Действительно, если принять, что элемент «проклятья» или «злоречия» («maudire»), то есть той или иной формы морального осуждения или социального исключения, исходит по большей части извне, от какой-то внешней культурной, социальной или политической инстанции, то становится очевидно, что для провокации такого рода объективной реакции необходимо было наличие определенной субъективной стихии, которую можно было бы определить как «злотворение», то есть творческий опыт с более или менее ясным сознанием Зла как начала и смысла самой литературы. Более того, такого рода злотворение или особого рода литературное злодеяние предполагает, что фигура писателя-злодея оказывается более или менее сознательной, равно как более или менее приемлемой формой творческой субъективности, с которой соотносит себя писатель Зла. Но писатель-злодей остается прежде всего писателем, вот почему литературное злове́дение сопровождается острым сознанием вины, искупление которой ищется как в обращении силы Зла прямо на самого себя, выражающемся в тех или формах трансгрессивного или перверсивного поведения, так и в склонности к жестокому в отношении собственной персоны автобиографизму.

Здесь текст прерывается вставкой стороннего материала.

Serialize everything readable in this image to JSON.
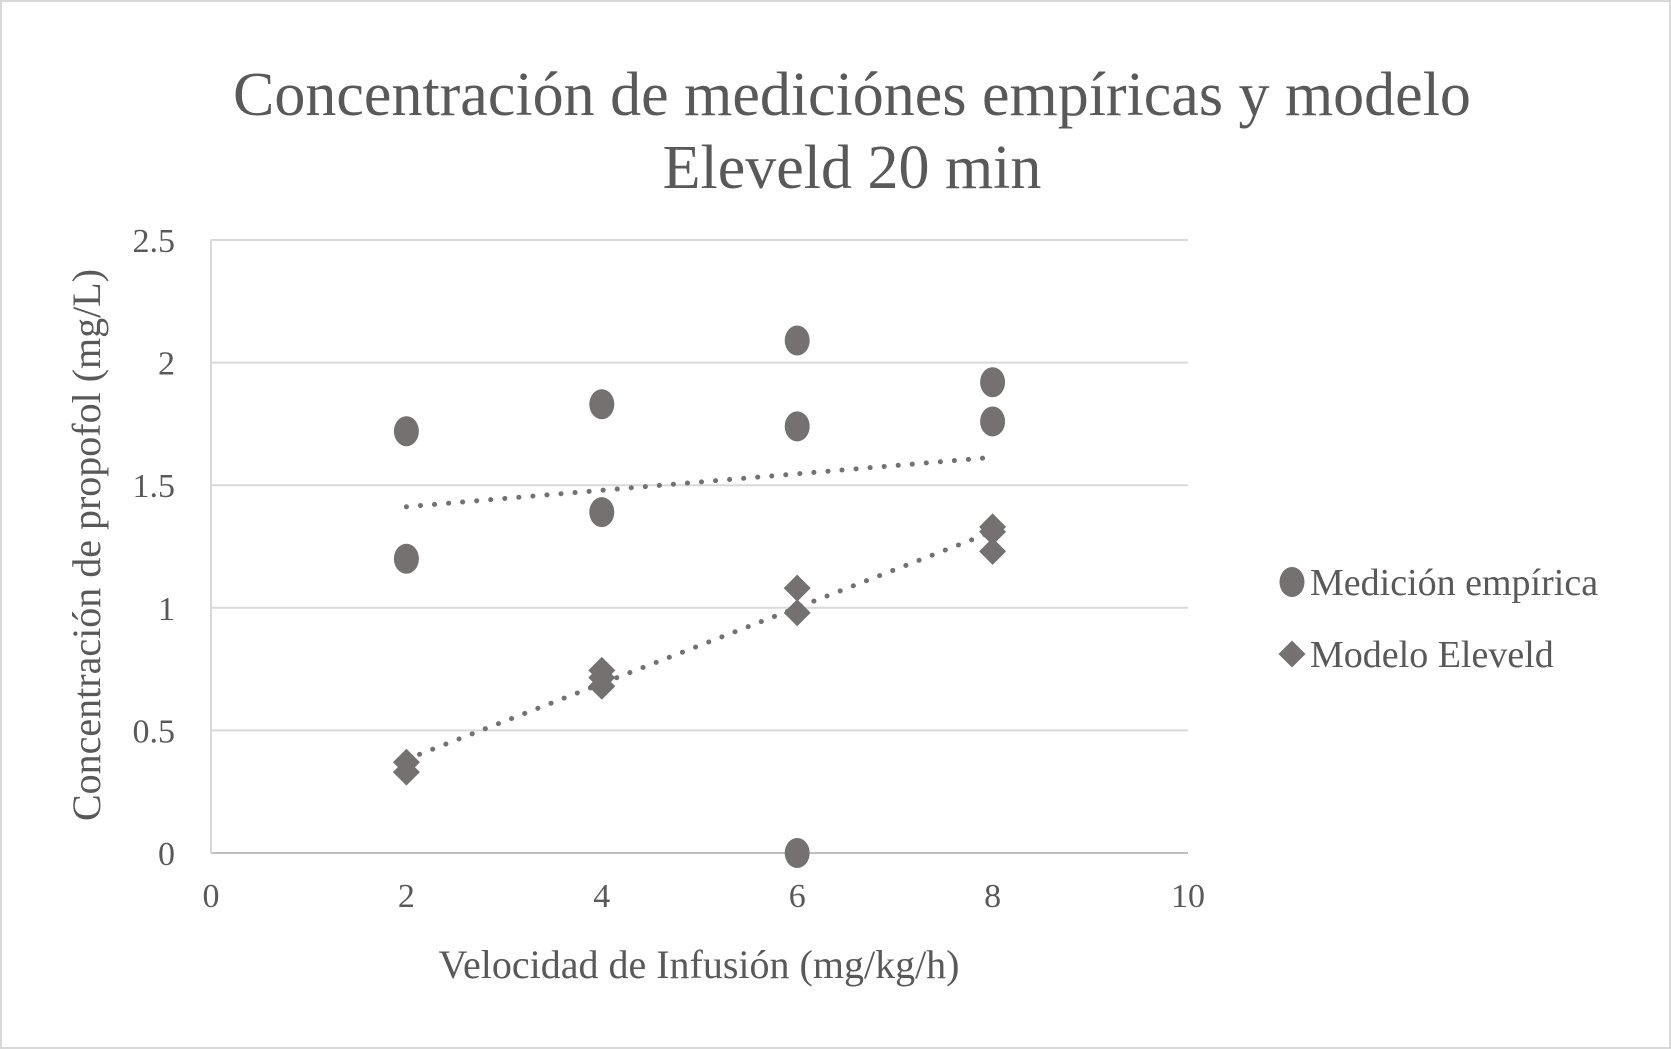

Не что иное, как эта склонность к скандальному саморазоблачению или ироничному саморазвенчанию, была схвачена в знаменитой формуле По «мое обнаженное сердце», темы и вариации которой сказываются в автобиографических фрагментах и художественных текстах всех трех авторов, образуя самый очевидный формальный круг, в котором они лишний раз сходятся. Необходимо подчеркнуть, что речь идет именно о форме и формуле письма, которую американский гений мыслит в понятиях революции, литературной прежде всего, но также и политической, вот почему:
Если бы какому-нибудь амбициозному человеку пришло в голову одним махом произвести революцию во вселенной человеческой мысли, человеческих мнений и человеческих чувств, то такая возможность налицо, дорога бессмертной славы открывается перед ним – прямая и без всяких помех. Все, что нужно ему сделать, так это написать и опубликовать одну небольшую книгу. Название у нее должно быть очень простое, несколько самых обычных слов: «Мое обнаженное сердце». Но эта небольшая книга должна быть верна своему заглавию[53].
Все, кому знаком этот фрагмент «Маргиналий», все, кому приходилось обдумывать грандиозный замысел По, прекрасно знают, что за этой формулой следует удивительная по своей прозорливости, по своей иронии и по своей поэтичности рефлексия писателя, в которой автор ставит под знак сомнения или даже абсолютной невозможности создание такой книги:
Никто не смеет ее написать. Никто никогда не посмеет ее написать. Никто, даже если допустить, что кто-то посмеет, не сможет ее написать. При каждом прикосновении воспламененного пера бумага будет сжиматься и загораться[54].
Братья по перу, если использовать здесь формулу из главы, подготовленной А. Ураковой и Т. Фэррентом, По, Бодлер, Достоевский искали особого человеческого братства, не гнушающегося ни низостей человека, ни его подполья, населенного бесами или демонами, откуда взывали чаще не к гиперромантическому Альбатросу или сверхсимволическому Лебедю, а к почти натуралистическому Ворону, всегда готовому поживиться человеческой падалью, или к философической сове, вылетающей посмотреть на мир с наступлением сумерек. В «Записках из Мертвого дома», с которыми Достоевский вернулся в русскую литературу после каторги, странное сообщество урожденных под знаком Ворона находило выражение в знаменитой пословице и по-настоящему крылатой фразе «Ворон ворону глаз не выклюет». Знал или не знал Достоевский, что это выражение, которое казалось ему глубоко народным, истинно русским, является переводом одного литературного общего места, восходящего к Плинию (Corvus corvo oculos non effodit), но в этом топосе недоброго глаза, что приписывают ворону, также сходятся три писателя. Три ворона, слишком много накаркавших о себе и мире, истинные братья по перу, По, Бодлер, Достоевский писали перьями буквально пламенеющими, возгоравшимися от разгоряченных умов, тел и сердец, которые так хотелось обнажить трем писателям.